The enlargement plans, which were drawn up by Messrs. Hayward and Son of Exeter in 1879, saw accommodation increase from 255 to 416 seats. The work was carried out in three phases and tenders for the first were sought in May 1883, for the excavation of a bank on the south side of the church and building a retaining wall and stove chamber. The tender of J. Hawkins of Dawlish was accepted that month for £182 and the heating arrangements were entrusted to Messrs. King and Munk of Exeter.

The second phase, involving the construction of a new aisle and the reseating of the nave, was approved in October 1883 and the tender of J. G. Stephens of Exeter, at £943, was accepted the following month. The new 19 foot wide aisle was completed in July 1884 and, after a period of further fundraising, tenders for the third phase of work were sought in April 1885. This included the construction of an organ chamber on the south side of the chancel, a new vestry, and adding choir stalls on the north side of the chancel. The tender of J. C. Stephens of Exeter was accepted for £305.

St Mark's was formally reopened on 7 October 1885. In addition to the three phases of work, the church received a new organ, built by Messrs. Hele & Co. of Plymouth, from Mrs. Norsworthy of Newlands. A new stone pulpit was gifted by the family of the late Mrs. Somerset in her memory in December 1885.

===Closure and demolition===
In 1969, the Church Council, concerned over the parish's financial position, recommended closing St Mark's in a bid to save money, but it was vetoed by the vicar, Rev. John Delve. St Mark's was declared redundant by the Church of England on 6 September 1974 and the Church Commissioners approved its demolition on 12 February 1975.

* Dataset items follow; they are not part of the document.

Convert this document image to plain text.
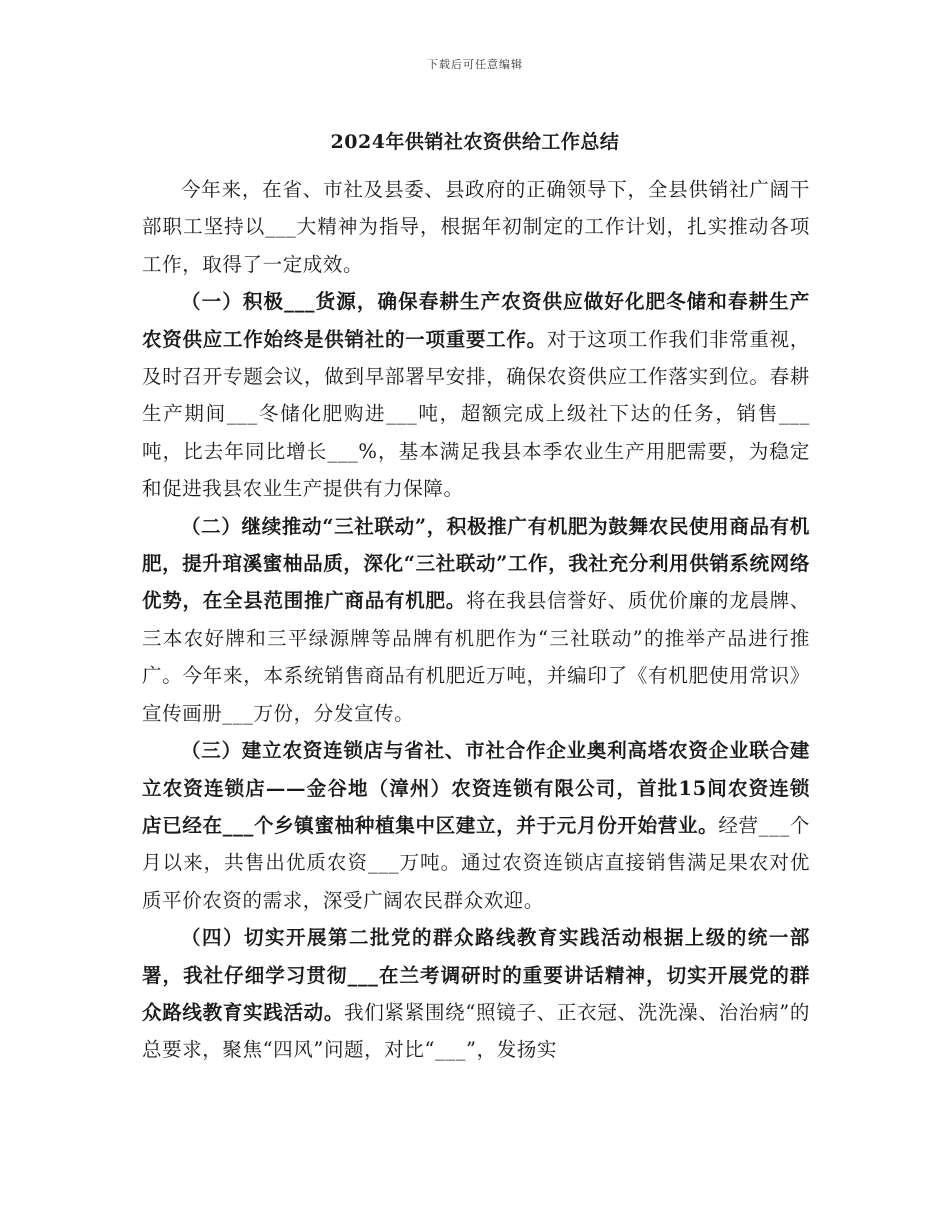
下载后可任意编辑
2024年供销社农资供给工作总结

今年来，在省、市社及县委、县政府的正确领导下，全县供销社广阔干部职工坚持以___大精神为指导，根据年初制定的工作计划，扎实推动各项工作，取得了一定成效。

（一）积极___货源，确保春耕生产农资供应做好化肥冬储和春耕生产农资供应工作始终是供销社的一项重要工作。对于这项工作我们非常重视，及时召开专题会议，做到早部署早安排，确保农资供应工作落实到位。春耕生产期间___冬储化肥购进___吨，超额完成上级社下达的任务，销售___吨，比去年同比增长___%，基本满足我县本季农业生产用肥需要，为稳定和促进我县农业生产提供有力保障。

（二）继续推动“三社联动”，积极推广有机肥为鼓舞农民使用商品有机肥，提升琯溪蜜柚品质，深化“三社联动”工作，我社充分利用供销系统网络优势，在全县范围推广商品有机肥。将在我县信誉好、质优价廉的龙晨牌、三本农好牌和三平绿源牌等品牌有机肥作为“三社联动”的推举产品进行推广。今年来，本系统销售商品有机肥近万吨，并编印了《有机肥使用常识》宣传画册___万份，分发宣传。

（三）建立农资连锁店与省社、市社合作企业奥利高塔农资企业联合建立农资连锁店——金谷地（漳州）农资连锁有限公司，首批15间农资连锁店已经在___个乡镇蜜柚种植集中区建立，并于元月份开始营业。经营___个月以来，共售出优质农资___万吨。通过农资连锁店直接销售满足果农对优质平价农资的需求，深受广阔农民群众欢迎。

（四）切实开展第二批党的群众路线教育实践活动根据上级的统一部署，我社仔细学习贯彻___在兰考调研时的重要讲话精神，切实开展党的群众路线教育实践活动。我们紧紧围绕“照镜子、正衣冠、洗洗澡、治治病”的总要求，聚焦“四风”问题，对比“___”，发扬实
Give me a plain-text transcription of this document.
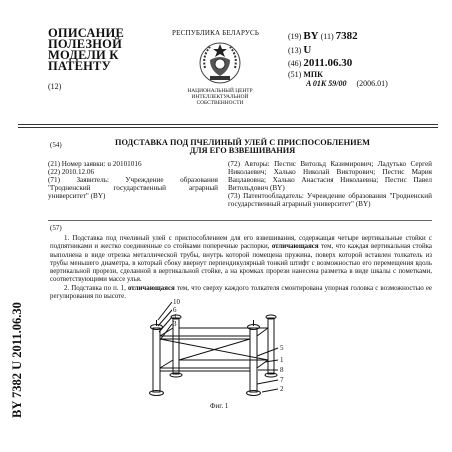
ОПИСАНИЕ
ПОЛЕЗНОЙ
МОДЕЛИ К
ПАТЕНТУ
(12)
РЕСПУБЛИКА БЕЛАРУСЬ
НАЦИОНАЛЬНЫЙ ЦЕНТР
ИНТЕЛЛЕКТУАЛЬНОЙ
СОБСТВЕННОСТИ
(19) BY (11) 7382
(13) U
(46) 2011.06.30
(51) МПК
A 01K 59/00 (2006.01)
(54)	ПОДСТАВКА ПОД ПЧЕЛИНЫЙ УЛЕЙ С ПРИСПОСОБЛЕНИЕМ ДЛЯ ЕГО ВЗВЕШИВАНИЯ
(21) Номер заявки: u 20101016
(22) 2010.12.06
(71) Заявитель: Учреждение образования "Гродненский государственный аграрный университет" (BY)
(72) Авторы: Пестис Витольд Казимирович; Ладутько Сергей Николаевич; Халько Николай Викторович; Пестис Мария Вацлавовна; Халько Анастасия Николаевна; Пестис Павел Витольдович (BY)
(73) Патентообладатель: Учреждение образования "Гродненский государственный аграрный университет" (BY)
(57)

1. Подставка под пчелиный улей с приспособлением для его взвешивания, содержащая четыре вертикальные стойки с подпятниками и жестко соединенные со стойками поперечные распорки, отличающаяся тем, что каждая вертикальная стойка выполнена в виде отрезка металлической трубы, внутрь которой помещена пружина, поверх которой вставлен толкатель из трубы меньшего диаметра, в который сбоку ввернут перпендикулярный тонкий штифт с возможностью его перемещения вдоль вертикальной прорези, сделанной в вертикальной стойке, а на кромках прорези нанесена разметка в виде шкалы с пометками, соответствующими массе улья.

2. Подставка по п. 1, отличающаяся тем, что сверху каждого толкателя смонтирована упорная головка с возможностью ее регулирования по высоте.

10
6
4
3
5
1
8
7
2
Фиг. 1
BY 7382 U 2011.06.30
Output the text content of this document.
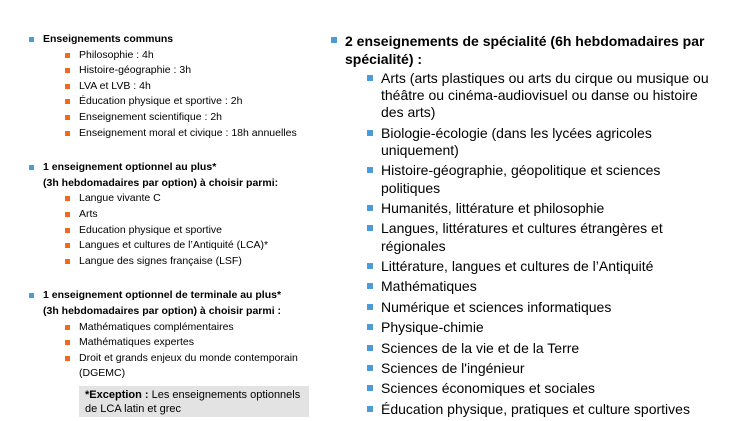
Enseignements communs
Philosophie : 4h
Histoire-géographie : 3h
LVA et LVB : 4h
Éducation physique et sportive : 2h
Enseignement scientifique : 2h
Enseignement moral et civique : 18h annuelles
1 enseignement optionnel au plus*
(3h hebdomadaires par option) à choisir parmi:
Langue vivante C
Arts
Education physique et sportive
Langues et cultures de l’Antiquité (LCA)*
Langue des signes française (LSF)
1 enseignement optionnel de terminale au plus*
(3h hebdomadaires par option) à choisir parmi :
Mathématiques complémentaires
Mathématiques expertes
Droit et grands enjeux du monde contemporain (DGEMC)
*Exception : Les enseignements optionnels de LCA latin et grec
2 enseignements de spécialité (6h hebdomadaires par spécialité) :
Arts (arts plastiques ou arts du cirque ou musique ou théâtre ou cinéma-audiovisuel ou danse ou histoire des arts)
Biologie-écologie (dans les lycées agricoles uniquement)
Histoire-géographie, géopolitique et sciences politiques
Humanités, littérature et philosophie
Langues, littératures et cultures étrangères et régionales
Littérature, langues et cultures de l’Antiquité
Mathématiques
Numérique et sciences informatiques
Physique-chimie
Sciences de la vie et de la Terre
Sciences de l'ingénieur
Sciences économiques et sociales
Éducation physique, pratiques et culture sportives
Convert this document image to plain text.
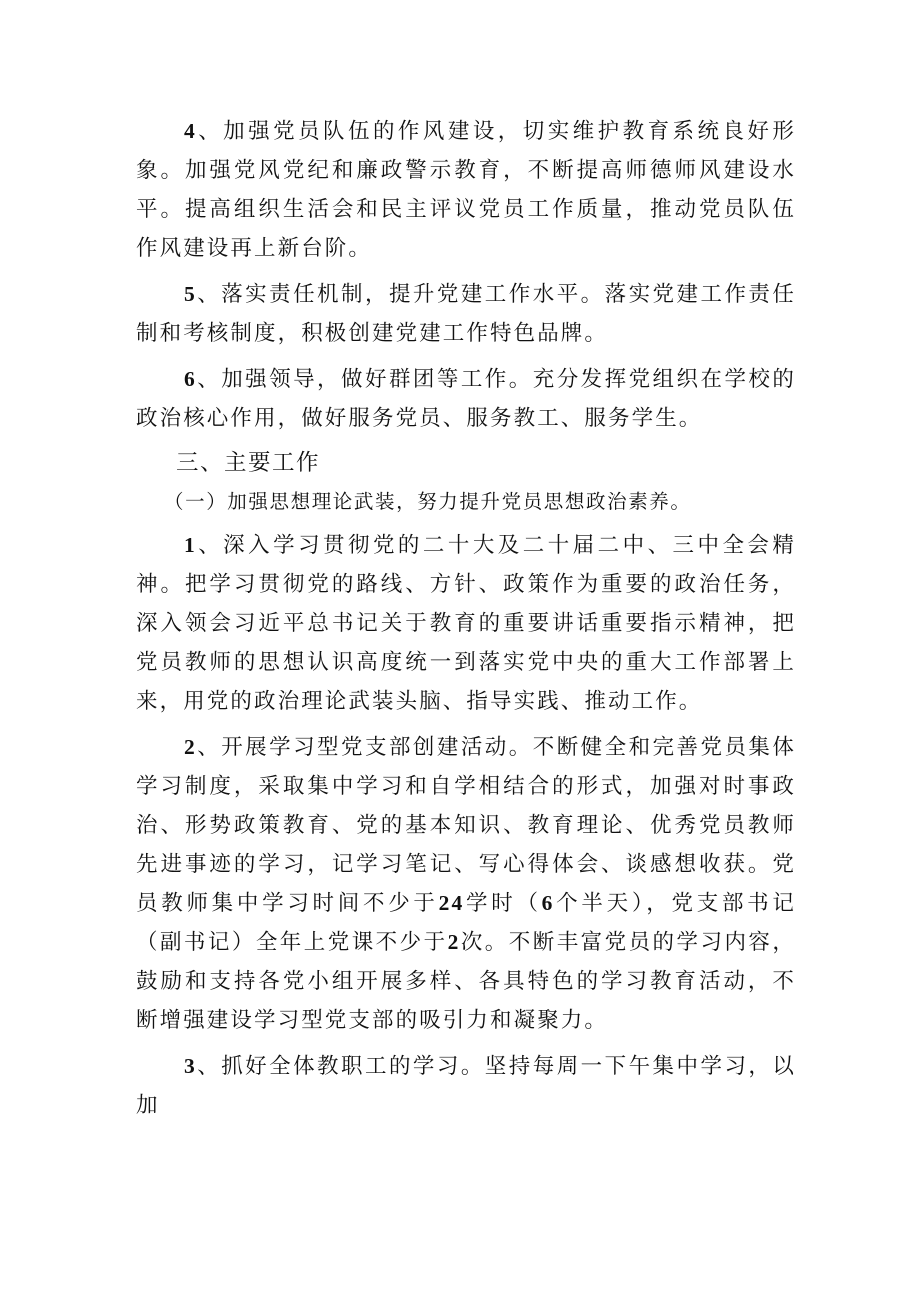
4、加强党员队伍的作风建设，切实维护教育系统良好形象。加强党风党纪和廉政警示教育，不断提高师德师风建设水平。提高组织生活会和民主评议党员工作质量，推动党员队伍作风建设再上新台阶。

5、落实责任机制，提升党建工作水平。落实党建工作责任制和考核制度，积极创建党建工作特色品牌。

6、加强领导，做好群团等工作。充分发挥党组织在学校的政治核心作用，做好服务党员、服务教工、服务学生。

三、主要工作

（一）加强思想理论武装，努力提升党员思想政治素养。

1、深入学习贯彻党的二十大及二十届二中、三中全会精神。把学习贯彻党的路线、方针、政策作为重要的政治任务，深入领会习近平总书记关于教育的重要讲话重要指示精神，把党员教师的思想认识高度统一到落实党中央的重大工作部署上来，用党的政治理论武装头脑、指导实践、推动工作。

2、开展学习型党支部创建活动。不断健全和完善党员集体学习制度，采取集中学习和自学相结合的形式，加强对时事政治、形势政策教育、党的基本知识、教育理论、优秀党员教师先进事迹的学习，记学习笔记、写心得体会、谈感想收获。党员教师集中学习时间不少于24学时（6个半天），党支部书记（副书记）全年上党课不少于2次。不断丰富党员的学习内容，鼓励和支持各党小组开展多样、各具特色的学习教育活动，不断增强建设学习型党支部的吸引力和凝聚力。

3、抓好全体教职工的学习。坚持每周一下午集中学习，以加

The demolition of the church was originally due to be carried out in September 1975, but the Church Commissioners postponed their plans due to local pressure. Some called for it to be retained for the benefit of the community, potentially as a community centre, youth club or sports hall, and concerns were also raised about the negative impact demolition would have on the conservation area. A local store owner, Alan Evans, gained over 1,000 signatures for his petition calling for the church to be saved.

The Redundant Churches Committee of the Church Commissioners held further meetings to discuss the matter, but ultimately the decision was made to continue as planned and St Mark's was demolished in early 1976. The site was subsequently sold to a private owner and redeveloped with the construction of six dwellings, known collectively as St Mark's, for which planning permission was granted in 1980.